Clay Turner, 61, of Loranger, pleaded guilty to possession of an animal for use in an animal fighting venture on June 30, 2021. According to court documents, Turner possessed and trained dogs for the purpose of having them participate in animal fighting ventures. On telephone calls obtained via court-authorized wiretaps, Turner and others discussed gambling on dog fights, arranging and participating in dog fights, sponsoring and exhibiting dogs in dog fights, training and housing dogs for the purposes of dog fighting, commerce in and transport of fighting dogs, and the promotion of dog fights.
In October 2017, a federal law enforcement team consisting of agents from the Department of Agriculture Office of Inspector General (USDA-OIG), the FBI, the U.S. Marshals Service and other agencies executed a search warrant on Turner’s residence in Loranger. During the search, 33 dogs were found on the property, many of which had injuries, scarring and fresh wounds. Law enforcement also discovered a large collection of dog fighting paraphernalia, including:
- a water tank equipped to force dogs to swim to condition them for fighting;
- an electrified prod used in conjunction with the water tank;
- two treadmills equipped to force dogs to run to condition them for fighting;
- ledgers containing the weights and prices of dogs;
- “break sticks” and “flirt poles,” training equipment intended to enhance dogs’ jaw strength;
- pedigrees for the fighting dogs Turner bred; and
- photographs of dogs in inhumane conditions.
“Dog fighting is a particularly cruel form of animal abuse,” said Assistant Attorney General Todd Kim for the Justice Department’s Environment and Natural Resources Division. “Turner bred dogs solely to abuse them, through inhumane training methods and violent fights that left them scarred, severely injured, or dead. These dogs deserved better. As this prosecution demonstrates, those who engage in this abhorrent conduct will be brought to justice.”

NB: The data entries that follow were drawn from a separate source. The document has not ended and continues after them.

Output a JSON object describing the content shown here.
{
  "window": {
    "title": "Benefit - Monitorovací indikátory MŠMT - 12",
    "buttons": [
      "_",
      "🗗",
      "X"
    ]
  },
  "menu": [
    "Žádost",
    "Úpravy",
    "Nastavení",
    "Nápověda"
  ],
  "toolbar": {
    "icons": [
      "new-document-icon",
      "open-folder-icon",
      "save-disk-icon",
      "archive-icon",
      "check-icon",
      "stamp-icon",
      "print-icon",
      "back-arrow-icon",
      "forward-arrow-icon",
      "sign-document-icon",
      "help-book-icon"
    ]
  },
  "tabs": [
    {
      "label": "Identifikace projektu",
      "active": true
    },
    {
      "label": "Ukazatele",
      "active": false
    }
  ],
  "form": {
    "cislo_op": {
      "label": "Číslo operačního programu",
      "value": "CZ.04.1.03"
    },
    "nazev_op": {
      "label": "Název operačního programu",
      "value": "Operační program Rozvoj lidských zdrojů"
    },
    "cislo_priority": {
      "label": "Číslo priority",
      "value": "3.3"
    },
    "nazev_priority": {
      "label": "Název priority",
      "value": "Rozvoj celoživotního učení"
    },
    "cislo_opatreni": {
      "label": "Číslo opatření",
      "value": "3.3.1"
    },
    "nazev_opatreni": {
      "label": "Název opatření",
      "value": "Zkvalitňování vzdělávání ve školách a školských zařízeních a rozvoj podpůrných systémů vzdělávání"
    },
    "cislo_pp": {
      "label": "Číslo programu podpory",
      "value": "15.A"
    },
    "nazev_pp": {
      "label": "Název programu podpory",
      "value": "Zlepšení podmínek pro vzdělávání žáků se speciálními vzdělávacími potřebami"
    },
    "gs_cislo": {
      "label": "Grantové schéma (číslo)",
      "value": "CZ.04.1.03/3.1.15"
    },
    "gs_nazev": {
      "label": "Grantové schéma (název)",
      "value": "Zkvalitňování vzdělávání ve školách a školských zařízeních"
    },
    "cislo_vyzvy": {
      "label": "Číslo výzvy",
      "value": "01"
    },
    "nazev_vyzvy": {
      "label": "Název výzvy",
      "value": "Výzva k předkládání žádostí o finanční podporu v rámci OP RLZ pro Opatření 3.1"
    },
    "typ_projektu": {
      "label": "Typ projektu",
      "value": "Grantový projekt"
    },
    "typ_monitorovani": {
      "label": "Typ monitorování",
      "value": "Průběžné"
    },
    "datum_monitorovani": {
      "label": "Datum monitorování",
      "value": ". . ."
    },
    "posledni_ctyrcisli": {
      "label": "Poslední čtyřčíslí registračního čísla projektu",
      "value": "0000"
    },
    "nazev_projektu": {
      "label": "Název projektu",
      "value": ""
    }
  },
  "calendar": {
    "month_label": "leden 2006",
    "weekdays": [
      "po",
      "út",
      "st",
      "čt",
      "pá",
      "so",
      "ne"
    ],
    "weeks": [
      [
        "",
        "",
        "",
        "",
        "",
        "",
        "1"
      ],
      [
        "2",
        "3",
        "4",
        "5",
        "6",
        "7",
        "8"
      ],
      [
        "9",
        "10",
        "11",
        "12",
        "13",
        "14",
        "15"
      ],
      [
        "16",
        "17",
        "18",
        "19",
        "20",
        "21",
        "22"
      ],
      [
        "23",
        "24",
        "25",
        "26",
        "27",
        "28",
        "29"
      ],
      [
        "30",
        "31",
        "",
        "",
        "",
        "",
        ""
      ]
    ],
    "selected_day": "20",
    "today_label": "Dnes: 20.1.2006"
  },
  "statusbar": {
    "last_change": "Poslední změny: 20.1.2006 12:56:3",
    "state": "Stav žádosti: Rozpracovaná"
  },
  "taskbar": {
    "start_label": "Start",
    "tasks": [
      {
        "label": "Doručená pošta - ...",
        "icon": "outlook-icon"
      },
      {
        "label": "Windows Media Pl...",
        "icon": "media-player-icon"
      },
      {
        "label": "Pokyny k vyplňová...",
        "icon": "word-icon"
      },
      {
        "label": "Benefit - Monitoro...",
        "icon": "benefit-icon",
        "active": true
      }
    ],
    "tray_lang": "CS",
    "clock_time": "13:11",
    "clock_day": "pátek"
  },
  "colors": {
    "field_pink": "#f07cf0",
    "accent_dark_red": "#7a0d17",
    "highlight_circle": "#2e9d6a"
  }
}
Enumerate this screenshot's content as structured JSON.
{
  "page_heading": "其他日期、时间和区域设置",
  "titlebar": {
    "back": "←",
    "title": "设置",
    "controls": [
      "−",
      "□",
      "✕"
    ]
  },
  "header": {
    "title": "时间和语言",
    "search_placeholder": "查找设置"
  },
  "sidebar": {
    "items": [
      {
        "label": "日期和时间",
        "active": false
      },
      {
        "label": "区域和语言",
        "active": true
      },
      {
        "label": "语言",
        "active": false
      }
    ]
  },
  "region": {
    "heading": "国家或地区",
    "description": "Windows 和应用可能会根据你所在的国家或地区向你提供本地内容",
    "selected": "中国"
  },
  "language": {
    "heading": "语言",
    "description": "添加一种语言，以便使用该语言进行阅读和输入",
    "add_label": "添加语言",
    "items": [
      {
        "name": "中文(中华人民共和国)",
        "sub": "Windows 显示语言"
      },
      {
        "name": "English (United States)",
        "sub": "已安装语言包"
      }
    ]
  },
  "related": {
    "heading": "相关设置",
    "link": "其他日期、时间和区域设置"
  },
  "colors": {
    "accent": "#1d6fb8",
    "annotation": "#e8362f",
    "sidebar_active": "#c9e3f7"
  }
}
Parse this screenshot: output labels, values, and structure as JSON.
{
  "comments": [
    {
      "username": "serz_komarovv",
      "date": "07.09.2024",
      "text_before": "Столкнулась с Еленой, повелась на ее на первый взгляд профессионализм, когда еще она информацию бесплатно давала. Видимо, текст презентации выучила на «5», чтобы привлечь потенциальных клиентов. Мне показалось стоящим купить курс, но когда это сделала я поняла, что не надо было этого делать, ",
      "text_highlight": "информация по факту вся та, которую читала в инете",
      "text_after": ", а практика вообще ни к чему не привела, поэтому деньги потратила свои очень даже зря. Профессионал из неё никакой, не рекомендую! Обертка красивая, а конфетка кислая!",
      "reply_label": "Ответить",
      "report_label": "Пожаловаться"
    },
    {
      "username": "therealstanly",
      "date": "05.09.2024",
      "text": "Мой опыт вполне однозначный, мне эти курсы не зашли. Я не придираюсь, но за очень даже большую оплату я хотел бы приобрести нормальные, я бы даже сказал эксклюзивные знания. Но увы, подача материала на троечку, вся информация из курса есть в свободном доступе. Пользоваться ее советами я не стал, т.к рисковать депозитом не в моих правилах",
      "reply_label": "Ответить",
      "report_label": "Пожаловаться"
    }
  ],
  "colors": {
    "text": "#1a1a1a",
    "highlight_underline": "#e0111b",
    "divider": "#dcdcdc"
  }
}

“This case lifts the veil on the brutal realities associated with this heinous activity,” said U.S. Attorney Duane A. Evans of the Eastern District of Louisiana. “This federal crime exploits animals for the sake of human entertainment and ill-gotten financial gains. Collectively, local, state and federal law enforcement partners are actively engaged in ending this criminal industry by holding accountable perpetrators who engage in dog fighting and rescuing victimized dogs from this appalling pastime.”
“The provisions of the Animal Welfare Act were designed to protect animals from being used in illegal fighting ventures, which often entail other forms of criminal activity involving drugs, firearms, and gambling,” said Special Agent-in-Charge, Dax Roberson of USDA-OIG. Together with the Department of Justice, animal fighting is an investigative priority for USDA-OIG, and we will work with our law enforcement partners to investigate and assist in the criminal prosecution of those who participate in animal fighting ventures.”
“Animal cruelty is a heinous crime that deserves our ultimate condemnation and serious legal consequences for those who engage in it for ‘sport’ and/or profit,” said Special Agent in Charge Douglas A. Williams Jr. of the FBI New Orleans Field Division. “Today’s sentencing should serveas a reminder to those like Mr. Clay Turner who commit such criminal activity, that they will be held accountable. For their outstanding cooperation and great work, we thank our partners at the U.S. Attorney’s Office Eastern District of Louisiana, the Department of Agriculture-Office of Inspector General, and the Environment and Natural Resources Division’s Environmental Crimes Section in the criminal prosecution of those who participated in animal fighting ventures.”
Trial Attorneys Matthew D. Evans, Christopher Hale and former Senior Trial Attorney Jennifer L. Blackwell of the Environment and Natural Resources Division’s Environmental Crimes Section, and Assistant U.S. Attorney Jonathan Shih for the Eastern District of Louisiana prosecuted the case.